The Mariners could also use an outfield bat while waiting for Kelenic’s arrival, and to hedge against Haniger’s health concerns after missing most of the past two seasons with injury. Right now, they have Jose Marmolejos, Jake Fraley and maybe Long vying to be the opening-day left fielder, which doesn’t inspire pennant fever.

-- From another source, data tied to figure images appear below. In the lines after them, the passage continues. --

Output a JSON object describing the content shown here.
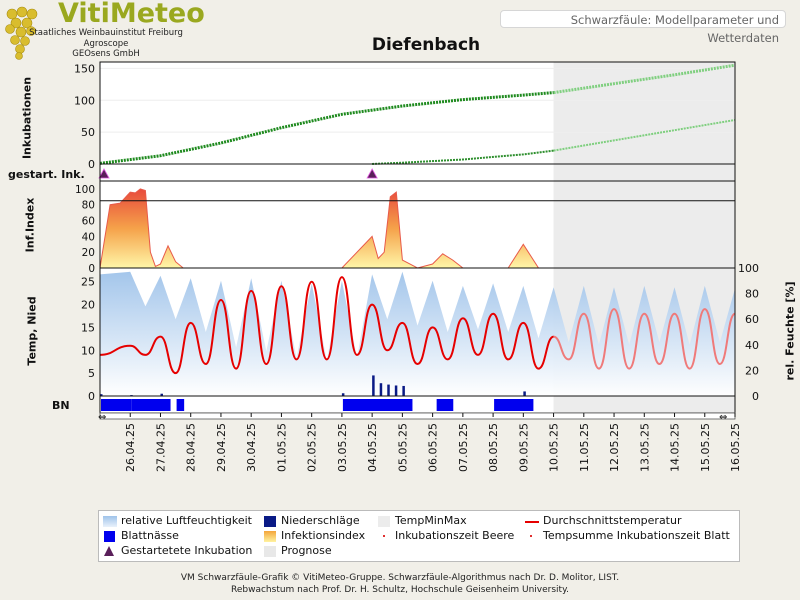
{
  "header": {
    "logo": "VitiMeteo",
    "org_lines": [
      "Staatliches Weinbauinstitut Freiburg",
      "Agroscope",
      "GEOsens GmbH"
    ],
    "model_label": "Schwarzfäule: Modellparameter und Wetterdaten"
  },
  "chart_data": {
    "type": "line",
    "title": "Diefenbach",
    "dates": [
      "26.04.25",
      "27.04.25",
      "28.04.25",
      "29.04.25",
      "30.04.25",
      "01.05.25",
      "02.05.25",
      "03.05.25",
      "04.05.25",
      "05.05.25",
      "06.05.25",
      "07.05.25",
      "08.05.25",
      "09.05.25",
      "10.05.25",
      "11.05.25",
      "12.05.25",
      "13.05.25",
      "14.05.25",
      "15.05.25",
      "16.05.25"
    ],
    "x_range": [
      "25.04.25",
      "16.05.25"
    ],
    "forecast_start": "10.05.25",
    "panels": [
      {
        "name": "Inkubationen",
        "ylabel": "Inkubationen",
        "ylim": [
          0,
          160
        ],
        "yticks": [
          0,
          50,
          100,
          150
        ],
        "grid": true,
        "series": [
          {
            "name": "Tempsumme Inkubationszeit Blatt",
            "x": [
              "25.04.25",
              "27.04.25",
              "29.04.25",
              "01.05.25",
              "03.05.25",
              "05.05.25",
              "07.05.25",
              "09.05.25",
              "10.05.25",
              "12.05.25",
              "14.05.25",
              "16.05.25"
            ],
            "y": [
              1,
              13,
              33,
              57,
              78,
              91,
              101,
              108,
              112,
              126,
              140,
              155
            ]
          },
          {
            "name": "Inkubationszeit Beere",
            "x": [
              "04.05.25",
              "05.05.25",
              "07.05.25",
              "09.05.25",
              "10.05.25",
              "12.05.25",
              "14.05.25",
              "16.05.25"
            ],
            "y": [
              0,
              2,
              7,
              15,
              21,
              37,
              53,
              69
            ]
          }
        ]
      },
      {
        "name": "gestart. Ink.",
        "ylabel": "gestart. Ink.",
        "series": [
          {
            "name": "Gestartetete Inkubation",
            "x": [
              "25.04.25",
              "04.05.25"
            ]
          }
        ]
      },
      {
        "name": "Inf.Index",
        "ylabel": "Inf.Index",
        "ylim": [
          0,
          110
        ],
        "yticks": [
          0,
          20,
          40,
          60,
          80,
          100
        ],
        "threshold": 85,
        "series": [
          {
            "name": "Infektionsindex",
            "x": [
              "25.04.25",
              "25.04.25",
              "25.04.25",
              "26.04.25",
              "26.04.25",
              "26.04.25",
              "26.04.25",
              "26.04.25",
              "26.04.25",
              "27.04.25",
              "27.04.25",
              "27.04.25",
              "27.04.25",
              "03.05.25",
              "04.05.25",
              "04.05.25",
              "04.05.25",
              "04.05.25",
              "04.05.25",
              "05.05.25",
              "05.05.25",
              "06.05.25",
              "06.05.25",
              "06.05.25",
              "07.05.25",
              "07.05.25",
              "08.05.25",
              "08.05.25",
              "09.05.25",
              "09.05.25"
            ],
            "y": [
              0,
              80,
              82,
              96,
              95,
              100,
              98,
              20,
              2,
              5,
              28,
              8,
              0,
              0,
              40,
              12,
              20,
              90,
              96,
              10,
              0,
              5,
              18,
              10,
              0,
              0,
              0,
              0,
              30,
              0
            ]
          }
        ]
      },
      {
        "name": "Temp, Nied",
        "ylabel": "Temp, Nied",
        "ylim": [
          0,
          28
        ],
        "yticks": [
          0,
          5,
          10,
          15,
          20,
          25
        ],
        "y2label": "rel. Feuchte [%]",
        "y2lim": [
          0,
          100
        ],
        "y2ticks": [
          0,
          20,
          40,
          60,
          80,
          100
        ],
        "series": [
          {
            "name": "Durchschnittstemperatur",
            "x": [
              "25.04.25",
              "26.04.25",
              "26.04.25",
              "27.04.25",
              "27.04.25",
              "28.04.25",
              "28.04.25",
              "29.04.25",
              "29.04.25",
              "30.04.25",
              "30.04.25",
              "01.05.25",
              "01.05.25",
              "02.05.25",
              "02.05.25",
              "03.05.25",
              "03.05.25",
              "04.05.25",
              "04.05.25",
              "05.05.25",
              "05.05.25",
              "06.05.25",
              "06.05.25",
              "07.05.25",
              "07.05.25",
              "08.05.25",
              "08.05.25",
              "09.05.25",
              "09.05.25",
              "10.05.25",
              "10.05.25",
              "11.05.25",
              "11.05.25",
              "12.05.25",
              "12.05.25",
              "13.05.25",
              "13.05.25",
              "14.05.25",
              "14.05.25",
              "15.05.25",
              "15.05.25",
              "16.05.25"
            ],
            "y": [
              9,
              11,
              9,
              13,
              5,
              16,
              7,
              21,
              6,
              23,
              7,
              24,
              8,
              25,
              8,
              26,
              9,
              20,
              10,
              16,
              7,
              15,
              8,
              17,
              9,
              18,
              8,
              16,
              6,
              13,
              8,
              18,
              6,
              19,
              6,
              18,
              7,
              18,
              6,
              19,
              7,
              18
            ]
          },
          {
            "name": "relative Luftfeuchtigkeit",
            "axis": "right",
            "x": [
              "25.04.25",
              "26.04.25",
              "26.04.25",
              "27.04.25",
              "27.04.25",
              "28.04.25",
              "28.04.25",
              "29.04.25",
              "29.04.25",
              "30.04.25",
              "30.04.25",
              "01.05.25",
              "01.05.25",
              "02.05.25",
              "02.05.25",
              "03.05.25",
              "03.05.25",
              "04.05.25",
              "04.05.25",
              "05.05.25",
              "05.05.25",
              "06.05.25",
              "06.05.25",
              "07.05.25",
              "07.05.25",
              "08.05.25",
              "08.05.25",
              "09.05.25",
              "09.05.25",
              "10.05.25",
              "10.05.25",
              "11.05.25",
              "11.05.25",
              "12.05.25",
              "12.05.25",
              "13.05.25",
              "13.05.25",
              "14.05.25",
              "14.05.25",
              "15.05.25",
              "15.05.25",
              "16.05.25"
            ],
            "y": [
              95,
              97,
              70,
              94,
              60,
              92,
              50,
              90,
              38,
              92,
              35,
              90,
              30,
              88,
              28,
              90,
              30,
              95,
              60,
              97,
              55,
              90,
              50,
              86,
              52,
              88,
              50,
              86,
              45,
              85,
              42,
              86,
              40,
              85,
              40,
              86,
              42,
              85,
              40,
              86,
              42,
              84
            ]
          },
          {
            "name": "Niederschläge",
            "x": [
              "25.04.25",
              "26.04.25",
              "27.04.25",
              "03.05.25",
              "04.05.25",
              "04.05.25",
              "04.05.25",
              "04.05.25",
              "05.05.25",
              "09.05.25"
            ],
            "y": [
              0.4,
              0.2,
              0.5,
              0.6,
              4.5,
              2.8,
              2.5,
              2.3,
              2.2,
              1.0
            ]
          }
        ]
      },
      {
        "name": "BN",
        "ylabel": "BN",
        "series": [
          {
            "name": "Blattnässe",
            "intervals": [
              [
                "25.04.25",
                "26.04.25"
              ],
              [
                "26.04.25",
                "27.04.25"
              ],
              [
                "27.04.25",
                "27.04.25"
              ],
              [
                "03.05.25",
                "04.05.25"
              ],
              [
                "04.05.25",
                "05.05.25"
              ],
              [
                "06.05.25",
                "06.05.25"
              ],
              [
                "08.05.25",
                "09.05.25"
              ]
            ]
          }
        ]
      }
    ],
    "legend": [
      {
        "name": "relative Luftfeuchtigkeit",
        "color": "#9fc3ea",
        "kind": "fill"
      },
      {
        "name": "Niederschläge",
        "color": "#0a1a86",
        "kind": "box"
      },
      {
        "name": "TempMinMax",
        "color": "#ececec",
        "kind": "box"
      },
      {
        "name": "Durchschnittstemperatur",
        "color": "#e60000",
        "kind": "line"
      },
      {
        "name": "Blattnässe",
        "color": "#0000ee",
        "kind": "box"
      },
      {
        "name": "Infektionsindex",
        "color": "#f3a53a",
        "kind": "gradient"
      },
      {
        "name": "Inkubationszeit Beere",
        "color": "#e03030",
        "kind": "dot"
      },
      {
        "name": "Tempsumme Inkubationszeit Blatt",
        "color": "#e03030",
        "kind": "dot"
      },
      {
        "name": "Gestartetete Inkubation",
        "color": "#5a1f5a",
        "kind": "triangle"
      },
      {
        "name": "Prognose",
        "color": "#e8e8e8",
        "kind": "box"
      }
    ],
    "colors": {
      "incubation_leaf": "#1e8a1e",
      "incubation_berry": "#2e8f2e",
      "temperature": "#e60000",
      "humidity": "#9fc3ea",
      "precipitation": "#0a1a86",
      "leaf_wetness": "#0000ee",
      "forecast_bg": "#ececec"
    }
  },
  "footer": {
    "line1": "VM Schwarzfäule-Grafik © VitiMeteo-Gruppe. Schwarzfäule-Algorithmus nach Dr. D. Molitor, LIST.",
    "line2": "Rebwachstum nach Prof. Dr. H. Schultz, Hochschule Geisenheim University."
  }
}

They’re not likely to be moves as sexy as the Padres made. But history has shown that winning the offseason doesn’t always translate to on-field success. Just look at the previous time Preller went for it, landing Matt Kemp, Justin Upton, Craig Kimbrel and James Shields to great fanfare before the 2015 season. It was pretty much a disaster, however. The Padres lost 88 games that year, and 94, 91, 96 and 92 the next four after that before ending their 13-year playoff drought (and nine-year streak of losing records) in 2020.

The Mariners believe their showstoppers will emerge over time as this heralded class of prospects reaches the majors. And they promise they are prepared to make a big strike when the time is right.

Their biggest challenge of 2021 might be getting to the point where they can start acting like the Padres.